Ibnu ‘Asyur mendefinisikan mashlahah sebagai perbuatan yang bersifat mendatangkan kebaikan maupun manfaat baik secara berkelanjutan dalam setiap waktu maupun pada sebagian besarnya saja, baik dirasakan oleh orang banyak maupun beberapa orang saja dari mereka. Adapun mafsadah adalah lawan mashlahah yaitu perbuatan yang bersifat mendatangkan kerusakan dan bahaya baik secara berkelanjutan dalam setiap waktu mau pun pada sebagian besarnya saja, baik dirasakan oleh orang banyak maupun beberapa orang saja. Berdasarkan definisi diatas, mashâlih dapat dibedakan menjadi dua: pertama, kemaslahatan umum (al-mashâlih al-'âmmah) yang mencakup kepentingan orang banyak, seperti penjagaan terhadap fasilitas-fasilitas umum dari kebakaran dan perusakan. Mayoritas kemaslahatan dari jenis ini banyak terdapat dalam al-Qur’an dan dihukumi fardhu kifâyah, seperti kewajiban menuntut ilmu dan pergi berjihad; kedua, kemaslahatan khusus (al-mashâlih al-khâshshah) yang berasal dari sebagian orang sebagaimana nilai manfaatnya hanya bisa dirasakan oleh orang-orang tertentu saja.

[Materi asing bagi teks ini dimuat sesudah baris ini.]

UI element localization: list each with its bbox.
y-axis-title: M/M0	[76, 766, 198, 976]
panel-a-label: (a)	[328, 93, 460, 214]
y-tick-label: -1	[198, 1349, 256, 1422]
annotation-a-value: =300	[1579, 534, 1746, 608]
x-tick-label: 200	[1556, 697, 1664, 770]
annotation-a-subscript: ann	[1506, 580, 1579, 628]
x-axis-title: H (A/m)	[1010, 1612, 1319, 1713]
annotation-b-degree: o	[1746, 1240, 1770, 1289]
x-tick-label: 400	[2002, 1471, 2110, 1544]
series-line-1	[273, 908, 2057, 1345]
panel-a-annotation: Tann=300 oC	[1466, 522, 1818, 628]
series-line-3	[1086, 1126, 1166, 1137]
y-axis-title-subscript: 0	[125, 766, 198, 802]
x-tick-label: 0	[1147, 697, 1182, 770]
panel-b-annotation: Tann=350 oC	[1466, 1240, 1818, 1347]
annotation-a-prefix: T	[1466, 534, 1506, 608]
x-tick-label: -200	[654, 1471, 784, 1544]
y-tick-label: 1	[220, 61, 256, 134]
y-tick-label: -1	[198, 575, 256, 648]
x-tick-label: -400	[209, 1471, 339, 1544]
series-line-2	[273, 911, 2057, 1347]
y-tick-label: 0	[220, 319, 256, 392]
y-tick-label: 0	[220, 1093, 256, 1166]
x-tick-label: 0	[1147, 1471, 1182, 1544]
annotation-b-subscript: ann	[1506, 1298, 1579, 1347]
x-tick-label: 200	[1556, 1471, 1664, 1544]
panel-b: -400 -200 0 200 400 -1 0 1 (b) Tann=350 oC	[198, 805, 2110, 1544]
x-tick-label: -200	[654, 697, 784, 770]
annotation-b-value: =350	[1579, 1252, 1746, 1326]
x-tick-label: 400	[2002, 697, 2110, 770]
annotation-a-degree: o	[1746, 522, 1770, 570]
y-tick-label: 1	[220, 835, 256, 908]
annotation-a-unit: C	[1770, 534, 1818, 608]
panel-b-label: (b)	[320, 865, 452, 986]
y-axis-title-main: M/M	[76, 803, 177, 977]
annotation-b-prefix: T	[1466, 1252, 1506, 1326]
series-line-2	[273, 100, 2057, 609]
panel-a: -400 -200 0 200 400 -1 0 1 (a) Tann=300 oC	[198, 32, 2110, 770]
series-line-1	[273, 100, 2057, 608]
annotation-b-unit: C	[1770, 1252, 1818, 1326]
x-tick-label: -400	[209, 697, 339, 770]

Pun demikian, kemaslahatan mereka akan berpengaruh terhadap kemaslahatan masyarakat dimana mereka tinggal. Contohnya adalah penjagaan terhadap harta seseorang yang tiba-tiba hilang akalnya, baik untuk dikembalikan lagi kepadanya manakala ia telah sadar maupun diberikan kepada ahli warisnya ketika kesembuhannya tidak bisa diharapkan lagi. Jenis kemaslahatan ini banyak kita dapatkan dalam hadits-hadits Nabi.
Bebicara tentang jenis maslahat yang diinginkan oleh tasyrî‘, Ibnu ‘Asyur menegaskan bahwa maqâshid al-syarî‘ah memang harus berupa maslahat, meski pun tidak berarti semua maslahat harus termasuk di dalamnya. Hal itu karena Syâri‘ mempunyai hak prerogatif untuk menentukan jenis-jenis maslahat, batasan dan tujuannya hingga menjadi sebuah pedoman untuk diikuti. Berangkat dari titik ini, beliau membedakan maslahat menjadi tiga bagian utama:
1.     Berdasarkan pengaruhnya terhadap urusan umat, maslahat terbagi tiga tingkatan hierarkis:
a.    Dharûriyyât yaitu kemaslahatan yang sifatnya harus dipenuhi dan apabila tidak terpenuhi, akan berakibat kepada rusaknya tatanan kehidupan manusia dimana keadaan umat tidak jauh berbeda dengan keadaan hewan. Al-kulliyyât al-khams merupakan contoh dari tingkatan ini. Ibnu ‘Asyur juga setuju kalau al-‘Irdh tidak termasuk didalamnya.
b.   Hâjiyyât yaitu kebutuhan umat untuk memenuhi kemaslahatannya dan menjaga tatanan hidupnya, hanya saja manakala tidak terpenuhi tidak sampai mengakibatkan rusaknya tatanan yang ada. Sebagian besar dari bab mubâh dalam mu‘amalah termasuk dalam tingkatan ini.
c.    Tahsîniyyât yaitu maslahat pelengkap bagi tatanan kehidupan umat agar hidup aman dan tentram. Contohnya adalah kebiasaan-kebiasaan baik yang bersifat umum maupun khusus. Selain itu, terdapat pula al-mashâlih al-mursalah yaitu jenis maslahat yang tidak dihukumi secara jelas oleh syariat. Bagi Ibnu ‘Asyur, maslahat ini tidak perlu diragukan lagi hujjiyah-nya, karena cara penetapannya mempunyai kesamaan dengan penetapan qiyas.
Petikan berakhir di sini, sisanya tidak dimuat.